The attack was carried out by forces aligned with Saudi Arabia and the United Arab Emirates. The immediate goal was to push Iranian-backed Houthi rebels out of the city, but it was also a political maneuver. The Emirates’ state minister for foreign affairs, Anwar Gargash, tweeted Tuesday, “The liberation of the city and port will create a new reality and bring the Houthis to the negotiations.”

The attack has put aid agencies on the alert for a full-scale famine and sparked criticism from lawmakers. Jolien Veldwijk, an official for Care International, told the New York Times, “This attack risks more people dying, but it also risks cutting the lifeline of millions of Yemenis.”

The U.N. and the International Committee for the Red Cross withdrew their staff members from Hudaydah on Monday, just days before the attack.

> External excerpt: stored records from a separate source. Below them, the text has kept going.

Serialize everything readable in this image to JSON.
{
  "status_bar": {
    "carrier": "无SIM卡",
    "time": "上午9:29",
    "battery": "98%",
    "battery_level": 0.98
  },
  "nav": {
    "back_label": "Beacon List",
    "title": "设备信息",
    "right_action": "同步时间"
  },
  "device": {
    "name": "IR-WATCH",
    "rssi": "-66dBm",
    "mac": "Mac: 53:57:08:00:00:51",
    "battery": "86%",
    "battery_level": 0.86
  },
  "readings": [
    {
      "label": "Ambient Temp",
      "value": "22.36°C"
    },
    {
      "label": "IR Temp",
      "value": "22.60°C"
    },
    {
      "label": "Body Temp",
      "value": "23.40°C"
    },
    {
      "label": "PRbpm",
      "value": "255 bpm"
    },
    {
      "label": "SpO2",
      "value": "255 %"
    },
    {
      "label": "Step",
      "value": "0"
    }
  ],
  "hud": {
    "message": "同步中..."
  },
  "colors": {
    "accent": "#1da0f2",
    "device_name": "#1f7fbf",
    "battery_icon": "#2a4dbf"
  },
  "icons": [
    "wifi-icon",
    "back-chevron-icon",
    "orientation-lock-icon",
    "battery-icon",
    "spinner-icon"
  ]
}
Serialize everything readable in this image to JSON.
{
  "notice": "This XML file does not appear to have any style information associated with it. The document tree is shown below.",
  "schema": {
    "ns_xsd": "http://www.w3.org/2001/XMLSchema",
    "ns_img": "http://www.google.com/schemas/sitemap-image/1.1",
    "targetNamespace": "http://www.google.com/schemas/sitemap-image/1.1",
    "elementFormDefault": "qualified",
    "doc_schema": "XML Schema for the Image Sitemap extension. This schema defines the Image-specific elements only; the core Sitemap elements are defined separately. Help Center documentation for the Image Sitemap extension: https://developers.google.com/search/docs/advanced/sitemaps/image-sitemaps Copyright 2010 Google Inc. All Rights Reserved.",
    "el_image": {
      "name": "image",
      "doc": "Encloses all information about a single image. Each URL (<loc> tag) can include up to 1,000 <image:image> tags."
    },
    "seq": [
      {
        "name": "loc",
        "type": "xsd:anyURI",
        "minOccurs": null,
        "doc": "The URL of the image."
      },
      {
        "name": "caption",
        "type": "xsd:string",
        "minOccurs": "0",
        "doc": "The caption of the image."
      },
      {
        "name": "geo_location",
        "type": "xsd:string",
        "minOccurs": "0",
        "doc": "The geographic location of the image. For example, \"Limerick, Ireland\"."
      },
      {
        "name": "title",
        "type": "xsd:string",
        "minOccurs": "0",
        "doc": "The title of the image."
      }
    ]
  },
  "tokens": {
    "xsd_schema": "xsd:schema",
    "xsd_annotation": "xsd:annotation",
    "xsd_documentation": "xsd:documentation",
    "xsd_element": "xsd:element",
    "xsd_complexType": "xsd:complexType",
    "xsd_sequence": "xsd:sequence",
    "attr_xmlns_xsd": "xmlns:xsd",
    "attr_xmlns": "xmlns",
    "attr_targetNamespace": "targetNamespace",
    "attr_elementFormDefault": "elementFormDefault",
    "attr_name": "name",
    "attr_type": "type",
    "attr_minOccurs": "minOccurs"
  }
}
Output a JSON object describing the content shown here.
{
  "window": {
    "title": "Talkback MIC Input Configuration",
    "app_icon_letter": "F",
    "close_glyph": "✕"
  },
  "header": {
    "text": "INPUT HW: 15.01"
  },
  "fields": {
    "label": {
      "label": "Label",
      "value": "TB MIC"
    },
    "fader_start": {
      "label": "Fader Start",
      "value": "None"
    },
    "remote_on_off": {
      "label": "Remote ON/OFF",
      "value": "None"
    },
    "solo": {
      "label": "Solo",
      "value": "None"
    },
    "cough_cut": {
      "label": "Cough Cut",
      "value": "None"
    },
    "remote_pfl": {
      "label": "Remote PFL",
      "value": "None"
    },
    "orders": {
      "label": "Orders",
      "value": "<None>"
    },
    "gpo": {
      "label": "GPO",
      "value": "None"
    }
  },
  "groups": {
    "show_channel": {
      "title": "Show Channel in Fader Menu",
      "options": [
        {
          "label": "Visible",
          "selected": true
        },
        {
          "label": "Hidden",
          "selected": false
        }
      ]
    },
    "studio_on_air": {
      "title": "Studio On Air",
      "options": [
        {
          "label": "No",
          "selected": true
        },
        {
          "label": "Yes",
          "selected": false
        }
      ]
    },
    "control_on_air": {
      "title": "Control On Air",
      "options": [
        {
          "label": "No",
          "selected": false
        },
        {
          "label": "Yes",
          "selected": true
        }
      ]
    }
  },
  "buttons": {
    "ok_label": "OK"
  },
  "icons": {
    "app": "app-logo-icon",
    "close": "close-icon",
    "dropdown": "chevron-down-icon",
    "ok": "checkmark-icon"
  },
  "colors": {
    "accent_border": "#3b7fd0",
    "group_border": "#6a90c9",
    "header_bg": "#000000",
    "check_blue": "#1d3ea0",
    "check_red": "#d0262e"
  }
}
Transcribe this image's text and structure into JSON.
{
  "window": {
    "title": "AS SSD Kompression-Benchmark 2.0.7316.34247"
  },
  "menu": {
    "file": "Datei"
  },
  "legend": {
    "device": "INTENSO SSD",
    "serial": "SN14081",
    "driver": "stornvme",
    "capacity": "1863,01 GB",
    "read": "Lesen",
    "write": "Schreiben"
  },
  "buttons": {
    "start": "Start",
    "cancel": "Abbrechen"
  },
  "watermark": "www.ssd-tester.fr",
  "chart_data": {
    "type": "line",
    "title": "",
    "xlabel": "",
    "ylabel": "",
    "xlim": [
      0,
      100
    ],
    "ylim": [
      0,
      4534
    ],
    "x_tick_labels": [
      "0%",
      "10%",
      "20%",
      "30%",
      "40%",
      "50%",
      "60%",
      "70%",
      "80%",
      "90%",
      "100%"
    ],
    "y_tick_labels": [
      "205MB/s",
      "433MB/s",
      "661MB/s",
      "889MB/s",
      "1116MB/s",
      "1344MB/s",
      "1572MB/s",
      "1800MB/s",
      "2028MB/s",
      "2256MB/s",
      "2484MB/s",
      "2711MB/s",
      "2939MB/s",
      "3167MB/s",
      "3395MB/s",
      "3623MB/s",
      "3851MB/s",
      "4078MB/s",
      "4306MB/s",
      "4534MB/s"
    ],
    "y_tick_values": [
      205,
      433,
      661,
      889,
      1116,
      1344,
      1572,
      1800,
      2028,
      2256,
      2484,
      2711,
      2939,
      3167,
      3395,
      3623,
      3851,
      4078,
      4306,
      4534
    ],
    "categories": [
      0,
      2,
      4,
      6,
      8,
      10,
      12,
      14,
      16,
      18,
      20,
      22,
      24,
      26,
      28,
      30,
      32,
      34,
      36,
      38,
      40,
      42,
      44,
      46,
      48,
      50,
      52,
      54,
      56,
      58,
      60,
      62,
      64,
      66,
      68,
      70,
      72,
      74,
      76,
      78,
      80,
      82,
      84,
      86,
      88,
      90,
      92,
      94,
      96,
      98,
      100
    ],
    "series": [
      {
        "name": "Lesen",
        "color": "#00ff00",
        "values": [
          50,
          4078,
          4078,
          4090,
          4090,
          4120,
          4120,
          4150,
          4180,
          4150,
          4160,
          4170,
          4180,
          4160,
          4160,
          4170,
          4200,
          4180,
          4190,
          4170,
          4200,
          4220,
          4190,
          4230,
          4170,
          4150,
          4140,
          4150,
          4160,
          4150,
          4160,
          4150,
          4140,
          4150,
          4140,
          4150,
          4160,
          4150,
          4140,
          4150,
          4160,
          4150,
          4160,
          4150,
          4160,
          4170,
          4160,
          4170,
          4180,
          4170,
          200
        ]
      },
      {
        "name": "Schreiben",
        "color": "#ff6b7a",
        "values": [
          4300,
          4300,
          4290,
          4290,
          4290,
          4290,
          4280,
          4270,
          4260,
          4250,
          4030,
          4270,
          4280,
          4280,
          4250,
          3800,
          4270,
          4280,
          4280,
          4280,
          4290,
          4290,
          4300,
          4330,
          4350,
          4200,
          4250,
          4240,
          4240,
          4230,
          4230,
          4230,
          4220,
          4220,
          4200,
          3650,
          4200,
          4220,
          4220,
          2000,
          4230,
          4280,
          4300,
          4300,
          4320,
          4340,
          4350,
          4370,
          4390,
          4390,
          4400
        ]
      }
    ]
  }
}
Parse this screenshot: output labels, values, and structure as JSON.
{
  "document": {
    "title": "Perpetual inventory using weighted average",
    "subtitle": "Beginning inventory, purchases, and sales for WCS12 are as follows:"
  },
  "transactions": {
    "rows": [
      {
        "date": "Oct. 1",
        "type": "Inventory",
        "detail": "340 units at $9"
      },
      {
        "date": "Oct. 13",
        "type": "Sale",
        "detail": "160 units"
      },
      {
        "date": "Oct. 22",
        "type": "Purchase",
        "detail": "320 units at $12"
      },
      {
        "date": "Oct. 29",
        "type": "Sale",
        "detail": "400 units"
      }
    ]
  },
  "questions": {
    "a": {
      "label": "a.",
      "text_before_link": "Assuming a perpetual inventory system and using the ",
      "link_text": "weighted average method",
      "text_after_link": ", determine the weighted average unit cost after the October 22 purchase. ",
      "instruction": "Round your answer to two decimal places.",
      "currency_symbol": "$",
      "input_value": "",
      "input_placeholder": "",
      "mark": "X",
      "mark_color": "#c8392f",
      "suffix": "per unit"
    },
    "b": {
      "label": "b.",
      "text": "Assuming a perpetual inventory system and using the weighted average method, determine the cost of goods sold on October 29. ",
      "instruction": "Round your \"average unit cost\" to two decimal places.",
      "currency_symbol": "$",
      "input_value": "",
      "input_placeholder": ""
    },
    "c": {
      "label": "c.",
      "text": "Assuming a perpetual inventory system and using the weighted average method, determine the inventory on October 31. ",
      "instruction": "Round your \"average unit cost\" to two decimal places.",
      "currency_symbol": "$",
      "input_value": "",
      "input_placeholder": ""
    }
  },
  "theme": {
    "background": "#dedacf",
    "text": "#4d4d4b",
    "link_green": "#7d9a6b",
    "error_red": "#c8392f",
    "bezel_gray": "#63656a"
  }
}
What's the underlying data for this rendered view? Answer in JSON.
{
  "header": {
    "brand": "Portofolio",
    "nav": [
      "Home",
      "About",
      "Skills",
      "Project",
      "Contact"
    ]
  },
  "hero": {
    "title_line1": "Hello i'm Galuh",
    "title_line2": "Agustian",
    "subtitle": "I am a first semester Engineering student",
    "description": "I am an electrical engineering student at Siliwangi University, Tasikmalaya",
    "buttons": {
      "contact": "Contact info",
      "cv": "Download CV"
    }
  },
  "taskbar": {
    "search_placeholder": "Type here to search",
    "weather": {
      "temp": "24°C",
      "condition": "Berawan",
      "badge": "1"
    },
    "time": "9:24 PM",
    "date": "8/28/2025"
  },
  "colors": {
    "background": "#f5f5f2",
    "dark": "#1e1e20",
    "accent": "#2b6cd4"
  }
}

Nine U.S. senators criticized the attack in a bipartisan letter to Secretary of State Mike Pompeo and Defense Secretary James Mattis, on Tuesday:

We write to express our grave alarm regarding developments in Hudaydah, Yemen. We are concerned that pending military operations by the United Arab Emirates and its Yemeni partners will exacerbate the humanitarian crisis by interrupting delivery of humanitarian aid and damaging critical infrastructure. We are also deeply concerned that these operations jeopardize prospects for a near-term political resolution to the conflict.

The civil war in Yemen has raged since 2011, following the Arab spring protests that ousted the country’s autocratic President Ali Abdullah Saleh. It has devolved into fighting between military factions, which hold different areas of the country. The Saudis and Emiratis invaded the country three years ago. The war has already put more than 8 million Yemenis at risk of starvation, according to the United Nations. About 16,200 Yemeni civilians have died since 2015, according to the United Nations.

Pompeo released a statement on Monday saying that he spoke to Emirati leaders and “made clear our desire to address their security concerns while preserving the free flow of humanitarian aid and lifesaving commercial imports.”

The UAE’s Gargash tweeted on Tuesday that the port “remains open to shipping” and said the coalition continues “to work with aid agencies on the ground to ensure that once the port is liberated we will quickly increase the capacity and the amount of aid flowing through it.”

Democratic Rep. Ted Lieu is among the members of Congress calling for an end to U.S. support for the war in Yemen: “The U.S. already has blood on its hands in the Yemen crisis, we should not make them even bloodier.”

The U.S. has provided air-to-air refueling, intelligence assessments, and military advice to Saudi Arabia’s bombing campaign in Yemen since 2015. Last month, the New York Times reported that U.S. Army commandos were helping the coalition to locate and destroy Houthi rebels’ caches of ballistic missiles and launch sites. The Pentagon claims that all of its military aid is noncombatant assistance and said that the U.S. was not providing specific information on Houthi targets to the coalition, according to the New York Times.

The U.N. has said that an attack on Hudaydah could cost as many as 250,000 civilian lives.